I propose that traditional capitalism is a pretty good model in that it incentivises work and meets the human need for accumulation. However, it must be tempered with a co-operative mind-set where maximum profit is sacrificed to ensure that everyone can live comfortably. Co-operative capitalism espouses that production is predicated on care for the individual, for the customer, the producer and the environment. Profit is made certainly, but not at the expense of those labouring or that purchasing. In our society we are often both and so we are paid as little as is legally allowed and charged as much as the market will bear. I’m reminded of the comedian’s quip, ‘minimum wage is an employer’s way of telling you that if he could legally pay you less, he would’.
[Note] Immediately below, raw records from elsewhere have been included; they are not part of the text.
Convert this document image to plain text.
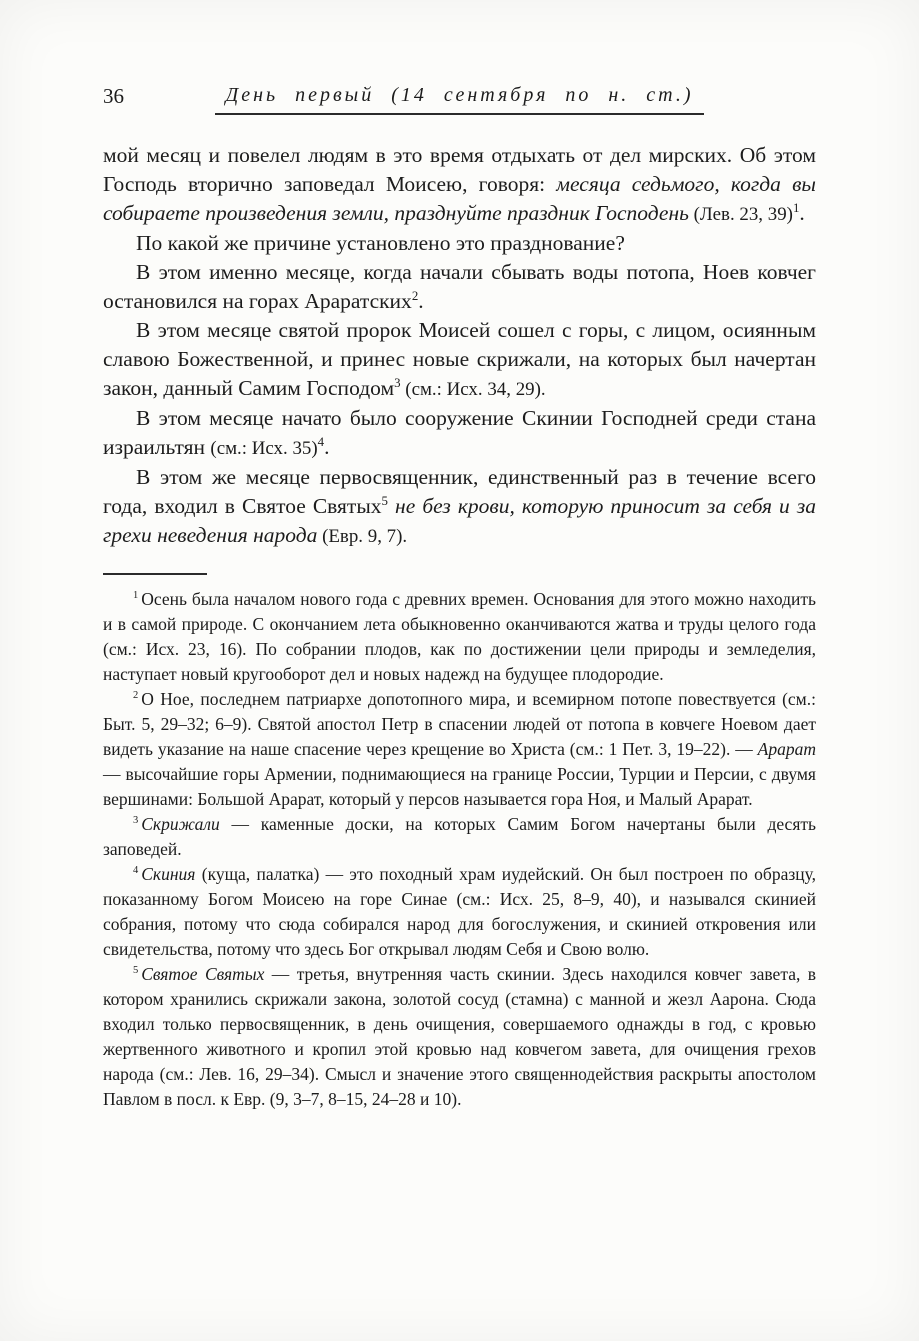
36	День первый (14 сентября по н. ст.)

мой месяц и повелел людям в это время отдыхать от дел мирских. Об этом Господь вторично заповедал Моисею, говоря: месяца седьмого, когда вы собираете произведения земли, празднуйте праздник Господень (Лев. 23, 39)$^1$.

По какой же причине установлено это празднование?

В этом именно месяце, когда начали сбывать воды потопа, Ноев ковчег остановился на горах Араратских$^2$.

В этом месяце святой пророк Моисей сошел с горы, с лицом, осиянным славою Божественной, и принес новые скрижали, на которых был начертан закон, данный Самим Господом$^3$ (см.: Исх. 34, 29).

В этом месяце начато было сооружение Скинии Господней среди стана израильтян (см.: Исх. 35)$^4$.

В этом же месяце первосвященник, единственный раз в течение всего года, входил в Святое Святых$^5$ не без крови, которую приносит за себя и за грехи неведения народа (Евр. 9, 7).

$^1$ Осень была началом нового года с древних времен. Основания для этого можно находить и в самой природе. С окончанием лета обыкновенно оканчиваются жатва и труды целого года (см.: Исх. 23, 16). По собрании плодов, как по достижении цели природы и земледелия, наступает новый кругооборот дел и новых надежд на будущее плодородие.

$^2$ О Ное, последнем патриархе допотопного мира, и всемирном потопе повествуется (см.: Быт. 5, 29–32; 6–9). Святой апостол Петр в спасении людей от потопа в ковчеге Ноевом дает видеть указание на наше спасение через крещение во Христа (см.: 1 Пет. 3, 19–22). — Арарат — высочайшие горы Армении, поднимающиеся на границе России, Турции и Персии, с двумя вершинами: Большой Арарат, который у персов называется гора Ноя, и Малый Арарат.

$^3$ Скрижали — каменные доски, на которых Самим Богом начертаны были десять заповедей.

$^4$ Скиния (куща, палатка) — это походный храм иудейский. Он был построен по образцу, показанному Богом Моисею на горе Синае (см.: Исх. 25, 8–9, 40), и назывался скинией собрания, потому что сюда собирался народ для богослужения, и скинией откровения или свидетельства, потому что здесь Бог открывал людям Себя и Свою волю.

$^5$ Святое Святых — третья, внутренняя часть скинии. Здесь находился ковчег завета, в котором хранились скрижали закона, золотой сосуд (стамна) с манной и жезл Аарона. Сюда входил только первосвященник, в день очищения, совершаемого однажды в год, с кровью жертвенного животного и кропил этой кровью над ковчегом завета, для очищения грехов народа (см.: Лев. 16, 29–34). Смысл и значение этого священнодействия раскрыты апостолом Павлом в посл. к Евр. (9, 3–7, 8–15, 24–28 и 10).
Irish small businesses, often family run affairs, in many instances tend toward this model of co-operative capitalism. They take care of their employees and try their utmost to produce quality goods and services. It’s one reason so many of them struggle in our current capitalist model. They have not abandoned morality and ethics. They have values where they see themselves as part of a community not preying upon it.

One last note and it’s about India, where the courts will grant indigenous companies licences to make generic pharmaceutical products if the international company’s product is too expensive. This leads to affordable medication for the populace. In one case it was the difference between $69,000 in the USA and $167 in India for the same product. In contesting the ruling the CEO of the US company said they didn’t make drugs for India, but for westerners ‘who could afford them’. Clearly this man’s moral compass is broken. His humanity and values extend only to those in his circle.

If you tell me your values as a company I will accept them, but if your company doesn’t make enough profit as dictated by our infinity model and as a result those values are re-evaluated, you don't have values, you have slogans. If you exploit workers or customers for more profit than can ever be spent you are guilty of selling your humanity and your soul.

Co-operative capitalism, where everyone wins because everyone is important, from the CEO to the most humble worker, can only ever happen if the CEO understands that the humble worker is just as important as they are. What are the odds of that kind of miracle happening in a world where self importance is lauded as the only road to success?